第一声を上げる武宮候補=西海市大瀬戸町(左)、出陣式であいさつする瀬川候補=西海市西彼町

 12年ぶりの選挙戦は、確執やさまざまな思惑を背景に激しさを増している。
 「私は一体、誰と戦ってるんだ」。告示日の3月31日、長崎県西海市区の自民現職、瀬川光之候補は地元西彼町で開いた出陣式でこう、けん制した。念頭にあるのは相手候補ではなく、その後ろにいる2人の市長経験者だった。
 山下純一郎元市長は瀬川候補にとって「師匠」(市議ら)だが、一昨年の衆院選を巡る対応で決別。田中隆一前市長は「もともと反目」(同)だった。5期20年、党県連幹事長や県議会議長を務め、市の発展に尽くしてきたと自負する瀬川候補だが、相手陣営からは「市のために何をしてくれたのか」と批判を浴びる。
 自民系市議16人の大半が支え、100を超える各種団体・企業が推薦。市全域で組織固めを急ぐが、後援会の高齢化は否めず、久々の選挙戦で一枚岩になれていない。そんな中、告示日夜に大石賢吾知事が応援に駆け付け、陣営は「心強い」と意気を上げた。
 3期連続の“無風”がささやかれていた昨秋、名乗りを上げた無所属新人の武宮雄志候補。政治経験はなく、市民の間では、ほぼ無名の存在だった。しかも相手はベテラン。周囲には「思いは分かるが、まずは市議になってからでは」と制する声もあった。
 市商工会青年部などさまざまな縁を頼りに草の根運動を展開し、名前と顔を売り込み。

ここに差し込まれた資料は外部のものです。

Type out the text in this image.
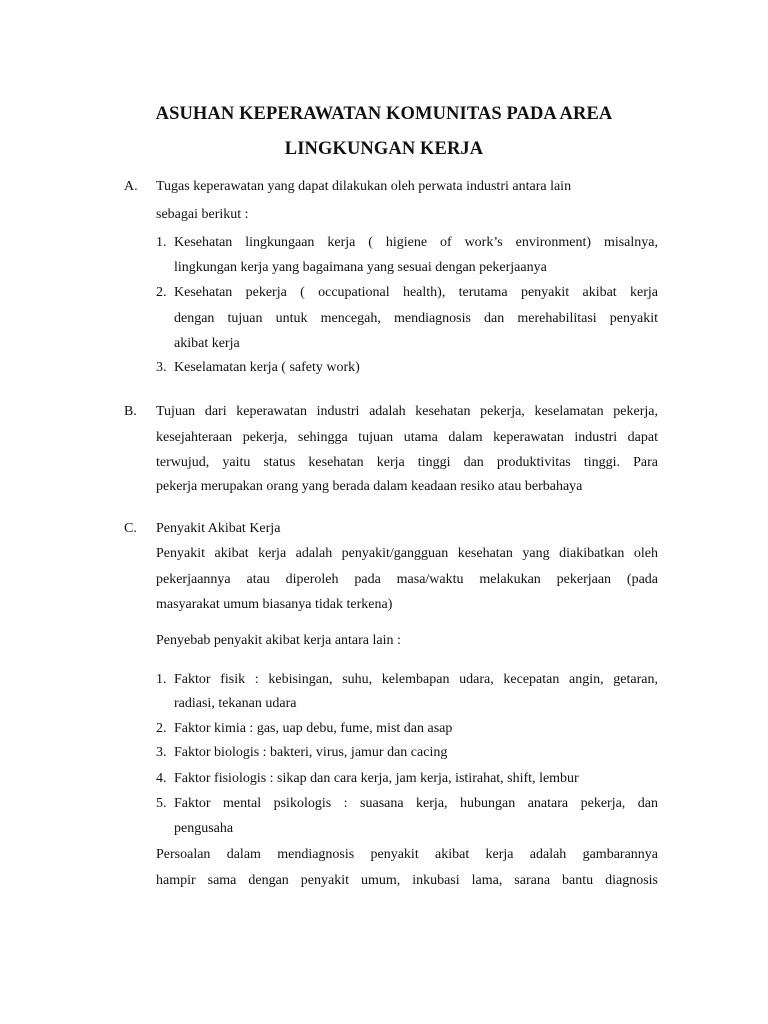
ASUHAN KEPERAWATAN KOMUNITAS PADA AREA
LINGKUNGAN KERJA
A. Tugas keperawatan yang dapat dilakukan oleh perwata industri antara lain
sebagai berikut :
1. Kesehatan lingkungaan kerja ( higiene of work’s environment) misalnya,
lingkungan kerja yang bagaimana yang sesuai dengan pekerjaanya
2. Kesehatan pekerja ( occupational health), terutama penyakit akibat kerja
dengan tujuan untuk mencegah, mendiagnosis dan merehabilitasi penyakit
akibat kerja
3. Keselamatan kerja ( safety work)
B. Tujuan dari keperawatan industri adalah kesehatan pekerja, keselamatan pekerja,
kesejahteraan pekerja, sehingga tujuan utama dalam keperawatan industri dapat
terwujud, yaitu status kesehatan kerja tinggi dan produktivitas tinggi. Para
pekerja merupakan orang yang berada dalam keadaan resiko atau berbahaya
C. Penyakit Akibat Kerja
Penyakit akibat kerja adalah penyakit/gangguan kesehatan yang diakibatkan oleh
pekerjaannya atau diperoleh pada masa/waktu melakukan pekerjaan (pada
masyarakat umum biasanya tidak terkena)
Penyebab penyakit akibat kerja antara lain :
1. Faktor fisik : kebisingan, suhu, kelembapan udara, kecepatan angin, getaran,
radiasi, tekanan udara
2. Faktor kimia : gas, uap debu, fume, mist dan asap
3. Faktor biologis : bakteri, virus, jamur dan cacing
4. Faktor fisiologis : sikap dan cara kerja, jam kerja, istirahat, shift, lembur
5. Faktor mental psikologis : suasana kerja, hubungan anatara pekerja, dan
pengusaha
Persoalan dalam mendiagnosis penyakit akibat kerja adalah gambarannya
hampir sama dengan penyakit umum, inkubasi lama, sarana bantu diagnosis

世代交代を訴え、西海町と西彼町を主戦場に支持拡大を図ってきた。地元大瀬戸町で迎えた3月25日の後援会総決起大会。大衆の前で初めて熱弁を振るった武宮候補は「盛会だった」と笑顔で手応えを語ってみせた。
 一方、陰日なたで武宮候補をそろって支える市長経験者の姿は、市民には「異様な光景」に映る。「2人が推すなら私も」「かつて(市長選で)激戦を繰り広げたのにおかしい」。賛否が入り混じり、票の行方を見えにくくしている。
 県議選は5選挙区が無投票となり、残る11選挙区で計57人の候補者が9日の投票日に向け、争っている。特に激しい戦いを繰り広げる5選挙区に注目した。